Scorte cicliche (o di ciclo)

Sono le scorte ordinarie, generate dal normale flusso acquisti-produzione-vendita. Rappresentano la quantità media di materiale consumata tra un ordine e il successivo. Si riducono progressivamente fino al riordino e si ricaricano all’arrivo della nuova fornitura.

Scorte di sicurezza

Sono un “cuscinetto” contro l’incertezza: variazioni impreviste nella domanda, ritardi del fornitore, problemi logistici. Proteggono la produzione da eventi non pianificati. Il loro dimensionamento è cruciale: troppo alte, pesano sui costi; troppo basse, non proteggono abbastanza.

Scorte di transito

Materiali già ordinati e in consegna, ma non ancora fisicamente disponibili in magazzino. Vanno monitorate perché influenzano la pianificazione della produzione.

Scorte stagionali

Accumulate in anticipo per far fronte a picchi di domanda prevedibili (campagne promozionali, stagionalità del prodotto). Richiedono una pianificazione precisa per evitare eccessi a stagione conclusa.

Scorte speculative

Acquistate in eccesso per proteggersi da rincari futuri delle materie prime o da rischi di indisponibilità. Strategia valida, ma da calibrare con attenzione per non appesantire eccessivamente il magazzino.

Scorte obsolete o a lenta rotazione

Materiali fermi da tempo, che non ruotano o che non verranno più utilizzati. Rappresentano un costo nascosto spesso ignorato. Identificarle e gestirle è una delle priorità di un buon software gestione scorte.

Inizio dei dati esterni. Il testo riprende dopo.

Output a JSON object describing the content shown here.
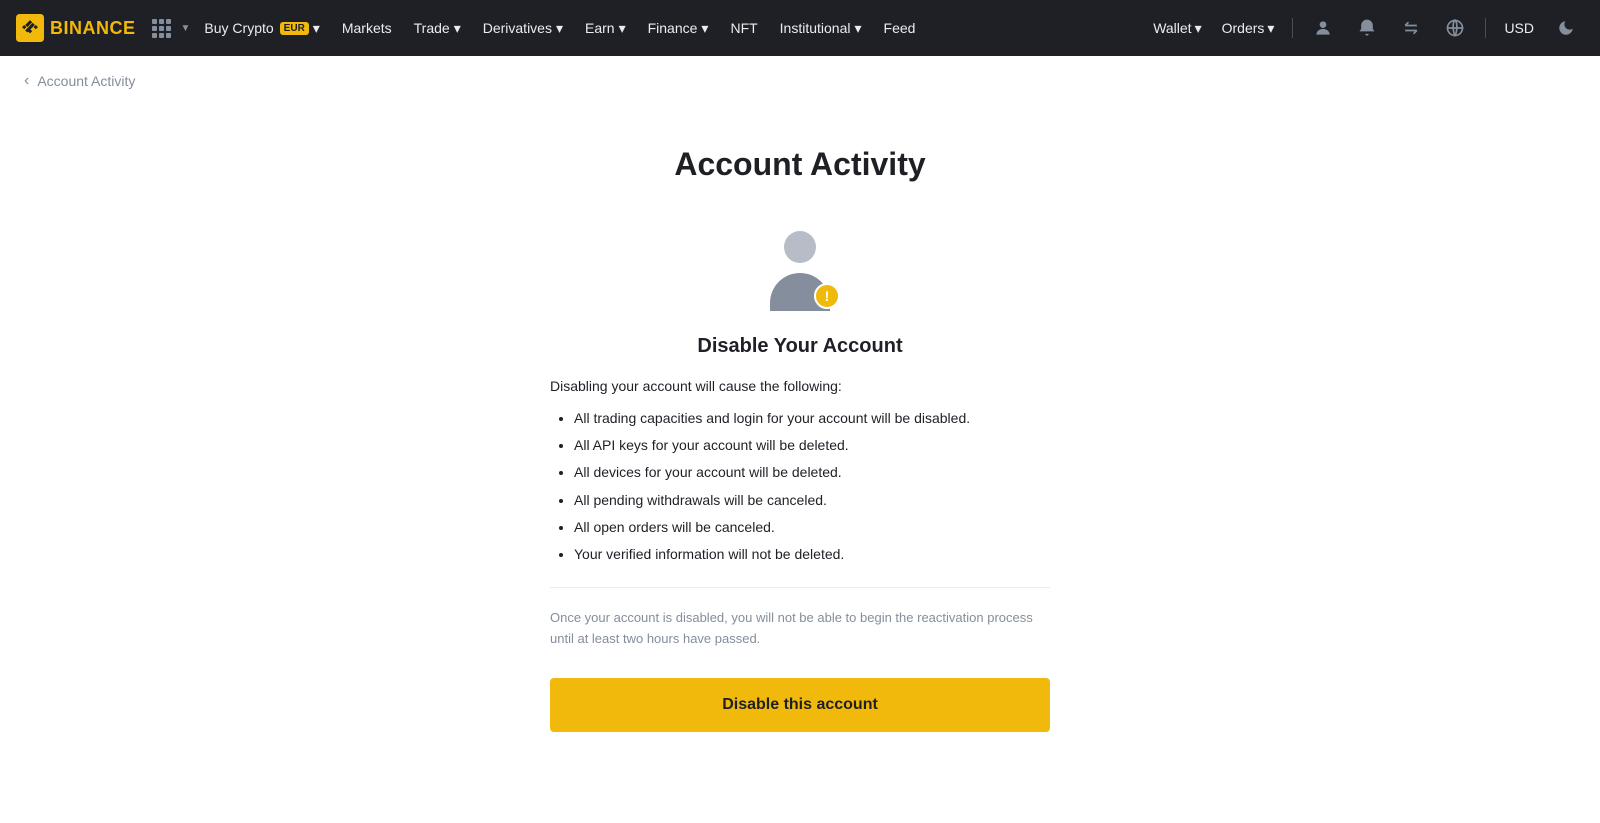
{
  "navbar": {
    "logo_text": "BINANCE",
    "items": [
      {
        "label": "Buy Crypto",
        "badge": "EUR",
        "has_chevron": true
      },
      {
        "label": "Markets",
        "has_chevron": false
      },
      {
        "label": "Trade",
        "has_chevron": true
      },
      {
        "label": "Derivatives",
        "has_chevron": true
      },
      {
        "label": "Earn",
        "has_chevron": true
      },
      {
        "label": "Finance",
        "has_chevron": true
      },
      {
        "label": "NFT",
        "has_chevron": false
      },
      {
        "label": "Institutional",
        "has_chevron": true
      },
      {
        "label": "Feed",
        "has_chevron": false
      }
    ],
    "right_items": [
      {
        "label": "Wallet",
        "has_chevron": true
      },
      {
        "label": "Orders",
        "has_chevron": true
      }
    ],
    "currency": "USD"
  },
  "breadcrumb": {
    "back_label": "‹",
    "title": "Account Activity"
  },
  "page": {
    "title": "Account Activity",
    "icon_warning": "!",
    "card_heading": "Disable Your Account",
    "intro_text": "Disabling your account will cause the following:",
    "list_items": [
      "All trading capacities and login for your account will be disabled.",
      "All API keys for your account will be deleted.",
      "All devices for your account will be deleted.",
      "All pending withdrawals will be canceled.",
      "All open orders will be canceled.",
      "Your verified information will not be deleted."
    ],
    "note_text": "Once your account is disabled, you will not be able to begin the reactivation process until at least two hours have passed.",
    "disable_button_label": "Disable this account"
  }
}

I costi reali di una cattiva gestione delle scorte

Molte aziende sottostimano l’impatto economico di una gestione delle scorte inefficiente. I costi si distribuiscono su due fronti opposti.

Costi da eccesso di scorte

  • Costo di stoccaggio: spazio fisico, riscaldamento, movimentazione, personale.
  • Capitale immobilizzato: denaro che non genera rendimento.
  • Rischio di obsolescenza: prodotti che scadono, si deteriorano o vengono sostituiti da nuove versioni prima di essere utilizzati.
  • Costi assicurativi e fiscali legati al valore delle giacenze.

Secondo una ricerca di Deloitte, il costo medio annuo di mantenimento delle scorte oscilla tra il 20% e il 30% del loro valore. Un’azienda con 500.000 euro di giacenze medie sostiene quindi tra 100.000 e 150.000 euro l’anno solo per tenerle a magazzino.

Costi da carenza di scorte (stockout)

  • Fermo produzione: la conseguenza più diretta e immediata.
  • Consegne in ritardo: con ripercussioni sulla soddisfazione del cliente.
  • Acquisti urgenti: spesso a prezzi maggiorati, con tempi di spedizione espressa.
  • Perdita di ordini: nei casi più gravi, il cliente si rivolge alla concorrenza.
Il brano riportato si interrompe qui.